Droit à la connaissance de ses origines en Serbie
La Constitution serbe consacre le droit de chaque enfant « de se renseigner sur son ascendance » (art. 64, al. 1). Cette disposition constitutionnelle souligne l'importance accordée à la connaissance des origines dans le système juridique serbe.
Aspects juridiques de la procédure de test de paternité
Actions en contestation ou en recherche de filiation paternelle
En Serbie, l'enfant a la possibilité d'intenter des actions en contestation ou en recherche de la filiation paternelle, sur le fondement du droit de connaître ses origines et du droit de chacun à l'établissement de sa filiation. Ces actions permettent à l'enfant d'établir un lien juridique avec son père biologique, même si ce lien n'a pas été initialement reconnu.
Délais de prescription
Les actions en recherche de paternité peuvent être soumises à des délais de prescription. La Cour constitutionnelle serbe a été saisie de questions relatives à la constitutionnalité de ces délais. Dans l'arrêt n° 488/2018, le Tribunal a tenté d'opérer un revirement en jugeant que le délai de prescription de dix ans, à compter de la majorité ou de l'émancipation de l'enfant, fixé pour le dépôt d'une demande en recherche de paternité est inconstitutionnel. Pour le Tribunal, ce délai constitue une violation des droits fondamentaux que sont le droit de fonder une famille, le droit à l'identité personnelle, le droit au libre épanouissement de sa personnalité et le droit de connaître son ascendance biologique. Finalement, cette position ne dura pas dans le temps. Avec une majorité de sept juges sur douze, l'Assemblée plénière a, dans l'arrêt n° 394/2019, réaffirmé sa position d'avant 2018 en jugeant la constitutionnalité du délai de prescription fixé par le code civil.

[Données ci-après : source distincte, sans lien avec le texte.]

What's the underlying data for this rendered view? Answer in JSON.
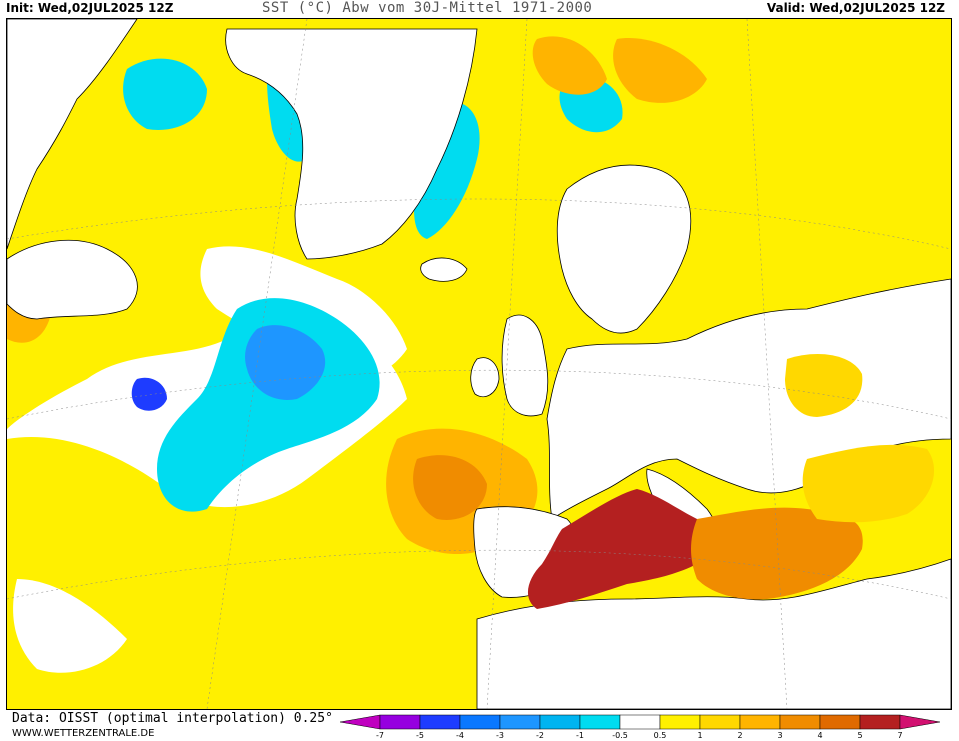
{
  "header": {
    "init": "Init: Wed,02JUL2025 12Z",
    "title": "SST (°C) Abw vom 30J-Mittel 1971-2000",
    "valid": "Valid: Wed,02JUL2025 12Z"
  },
  "footer": {
    "source": "Data: OISST (optimal interpolation) 0.25°",
    "site": "WWW.WETTERZENTRALE.DE"
  },
  "legend": {
    "colors": [
      "#c000c0",
      "#9600e0",
      "#1e3cff",
      "#0a78ff",
      "#1e96ff",
      "#00b4f0",
      "#00dcf0",
      "#ffffff",
      "#fff000",
      "#ffd800",
      "#ffb400",
      "#f08c00",
      "#e06a00",
      "#b42020",
      "#d21070"
    ],
    "labels": [
      "-7",
      "-5",
      "-4",
      "-3",
      "-2",
      "-1",
      "-0.5",
      "0.5",
      "1",
      "2",
      "3",
      "4",
      "5",
      "7"
    ]
  },
  "map": {
    "colors": {
      "land": "#ffffff",
      "coast": "#000000",
      "ocean_warm1": "#fff000",
      "ocean_warm2": "#ffd800",
      "ocean_warm3": "#ffb400",
      "ocean_warm4": "#f08c00",
      "ocean_hot": "#b42020",
      "ocean_cool1": "#00dcf0",
      "ocean_cool2": "#1e96ff",
      "ocean_neutral": "#ffffff"
    }
  }
}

Droit à un procès dans un délai raisonnable
Dans le cadre des actions en recherche de paternité, les requérants sont souvent confrontés à des procédures très longues. La Cour constitutionnelle a reconnu une violation des droits de l'enfant de la requérante mineure et une violation du droit à un procès dans un délai raisonnable à l'égard des deux requérantes.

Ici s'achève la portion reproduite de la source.